CHAPITRE II - Ronces et lierres des mangeurs d’étoiles - Maria - Partie 4

Notes de l’auteur : ATTENTION : À la suite des différents conseils-commentaires concernant la longueur des scènes, je les mets à nouveau en ligne en plusieurs parties. Il ne s'agit pas de relecture, et de nouveaux chapitres sont à venir chaque semaine comme d'habitude.

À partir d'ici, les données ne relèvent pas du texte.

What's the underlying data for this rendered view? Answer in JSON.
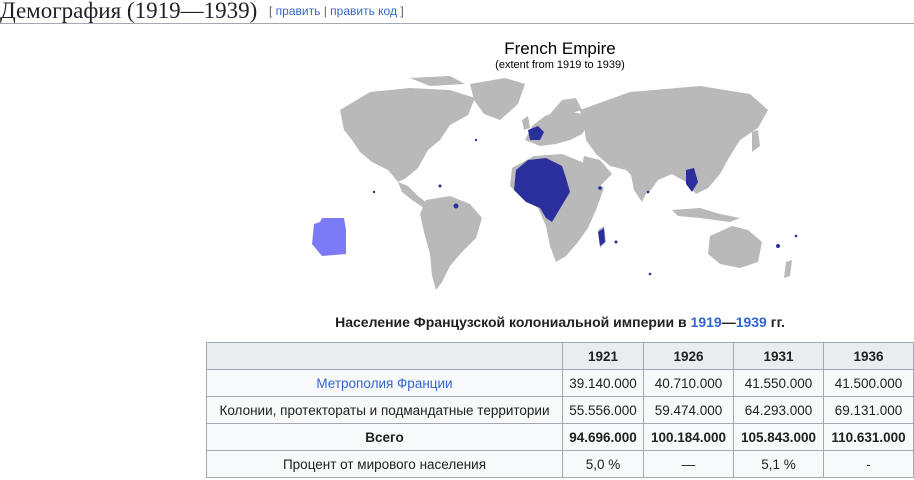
{
  "section": {
    "title": "Демография (1919—1939)",
    "edit_open": "[",
    "edit_label": "править",
    "edit_sep": "|",
    "edit_code_label": "править код",
    "edit_close": "]"
  },
  "map": {
    "title": "French Empire",
    "subtitle": "(extent from 1919 to 1939)",
    "colors": {
      "land": "#b9b9b9",
      "french": "#2b2f9b",
      "mandate": "#7b7cf5",
      "ocean": "#ffffff"
    }
  },
  "caption": {
    "prefix": "Население Французской колониальной империи в",
    "year_start": "1919",
    "dash": "—",
    "year_end": "1939",
    "suffix": "гг."
  },
  "table": {
    "headers": [
      "",
      "1921",
      "1926",
      "1931",
      "1936"
    ],
    "rows": [
      {
        "label": "Метрополия Франции",
        "values": [
          "39.140.000",
          "40.710.000",
          "41.550.000",
          "41.500.000"
        ]
      },
      {
        "label": "Колонии, протектораты и подмандатные территории",
        "values": [
          "55.556.000",
          "59.474.000",
          "64.293.000",
          "69.131.000"
        ]
      },
      {
        "label": "Всего",
        "values": [
          "94.696.000",
          "100.184.000",
          "105.843.000",
          "110.631.000"
        ]
      },
      {
        "label": "Процент от мирового населения",
        "values": [
          "5,0 %",
          "—",
          "5,1 %",
          "-"
        ]
      }
    ]
  }
}
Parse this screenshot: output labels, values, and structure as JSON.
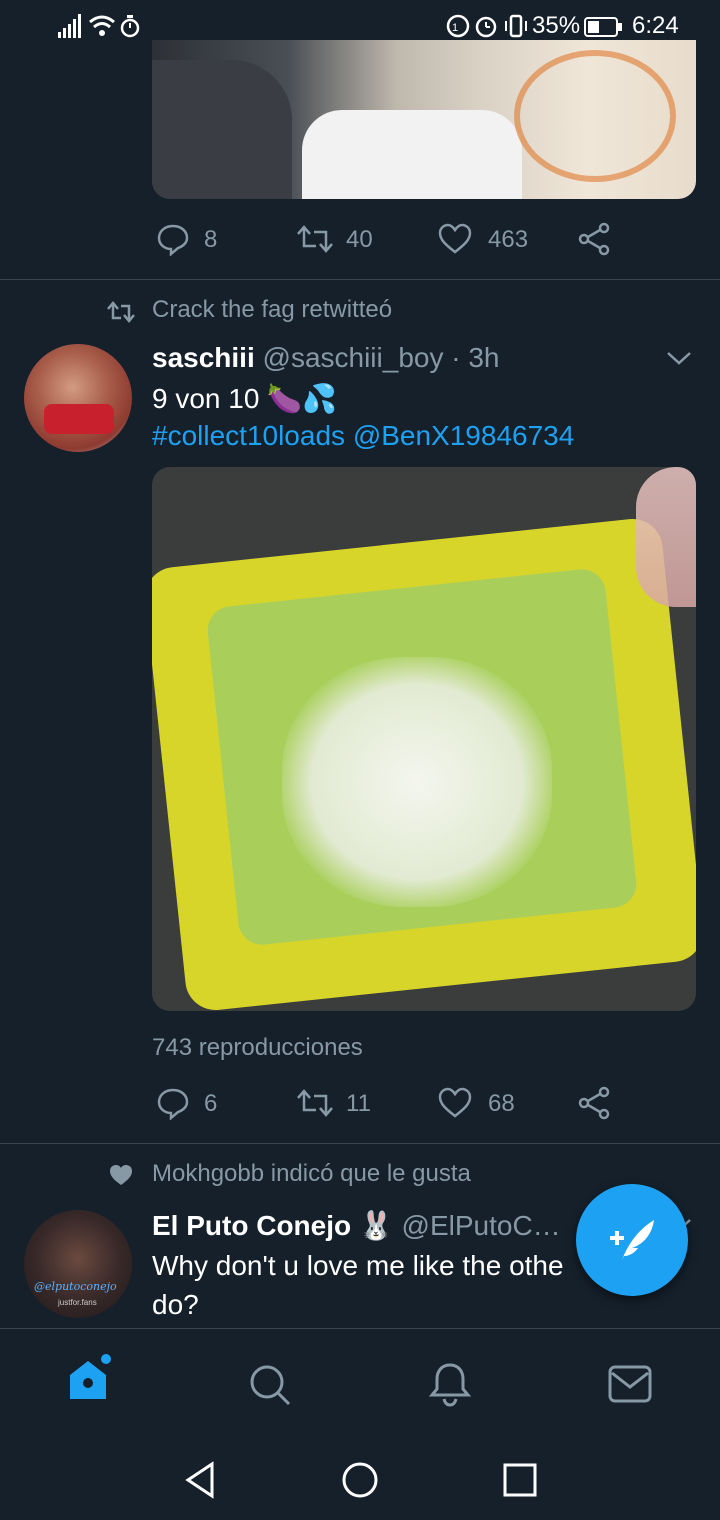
{
  "status_bar": {
    "battery": "35%",
    "time": "6:24"
  },
  "tweet1": {
    "reply_count": "8",
    "retweet_count": "40",
    "like_count": "463"
  },
  "tweet2": {
    "context": "Crack the fag retwitteó",
    "name": "saschiii",
    "handle": "@saschiii_boy",
    "dot": "·",
    "time": "3h",
    "text_line1": "9 von 10 🍆💦",
    "hashtag": "#collect10loads",
    "mention": "@BenX19846734",
    "views": "743 reproducciones",
    "reply_count": "6",
    "retweet_count": "11",
    "like_count": "68"
  },
  "tweet3": {
    "context": "Mokhgobb indicó que le gusta",
    "name": "El Puto Conejo 🐰",
    "handle": "@ElPutoC…",
    "text_line1": "Why don't u love me like the othe",
    "text_line2": "do?",
    "avatar_watermark": "@elputoconejo",
    "avatar_watermark2": "justfor.fans"
  },
  "fab": {
    "icon": "compose-tweet-icon"
  },
  "bottom_nav": {
    "icons": [
      "home-icon",
      "search-icon",
      "notifications-icon",
      "messages-icon"
    ],
    "active": "home-icon"
  },
  "colors": {
    "background": "#15202b",
    "accent": "#1da1f2",
    "secondary_text": "#8899a6",
    "divider": "#38444d"
  }
}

D’ailleurs, bien qu’il faille s’en contenter pour cette nuit, Henri confia au groupe avoir honte d’une façon de faire aussi expéditive, surtout lorsqu’il apprit de sa nièce qu’elle comptait se débarrasser des corps, dans ce feu ou dans le ruisseau coulant non loin - dans le cas où tout ne brûlerait pas comme il le faudrait. Ces pauvres gars ne méritent pas de pourrir ici pour l’éternité, se dégoûtait-il, en se consolant tout de même du fait qu’elle n’appréciait pas manquer de respect aux morts elle non plus, au point qu’elle ne fasse aucun commentaire lorsque le vieux polonais vint tenir quelques prières funèbres en mémoire du vigile.

Quant à Maria, elle cogitait près du bûcher, en regardant silencieusement les preuves venir y disparaître une à une, sans tenir compte de l’odeur immonde qui s’en dégageait. Finalement, même si je n’ai pas pu sauver mon singe, tout s’est arrangé, se réjouissait-elle intérieurement, sauf pour cette forêt, le LM de mon singe souillera forcément l’écosystème, ce feu ne suffira pas en venir à bout, il ne fait que détruire son enveloppe actuelle. Cependant, sa chasse victorieuse de ce soir ne résolvait rien de ses problèmes avec le Département Impérial, bien au contraire, elle allait encore plus les enrager après cet échec. William a raison, en conclut-elle, tandis qu’elle repensait à la lettre qu’elle avait reçue quelques jours auparavant, je n’aurai pas cru qu’Emil cherche à me détruire plutôt qu’à négocier avec moi, ce n’est pas l’héritage du Premier Conseil qu’il devait chercher à reprendre. Enfin, quelle que soit cette raison, elle allait devoir trouver la réponse adéquate à donner, une riposte qu’elle ne pouvait orchestrer seule. Heureusement, ses rapports avec Gabriel et l’État Français étaient meilleurs que jamais, si bons qu’elle pouvait peut-être espérer soumettre de nouveau son offre de diriger un département national de médecine nouvelle – et tout ce qui pouvait aller avec. Il faudra quand même que j’en parle au Conseil avant d’agir, bien évidemment, même si je vais encore devoir forcer les débats dans mon sens, se reprit-elle en se demandant ce que ses trois amis jugeraient de tout ça, de son idée de créer un rival au RFA, lorsque Jasper vint s’asseoir à ses côtés …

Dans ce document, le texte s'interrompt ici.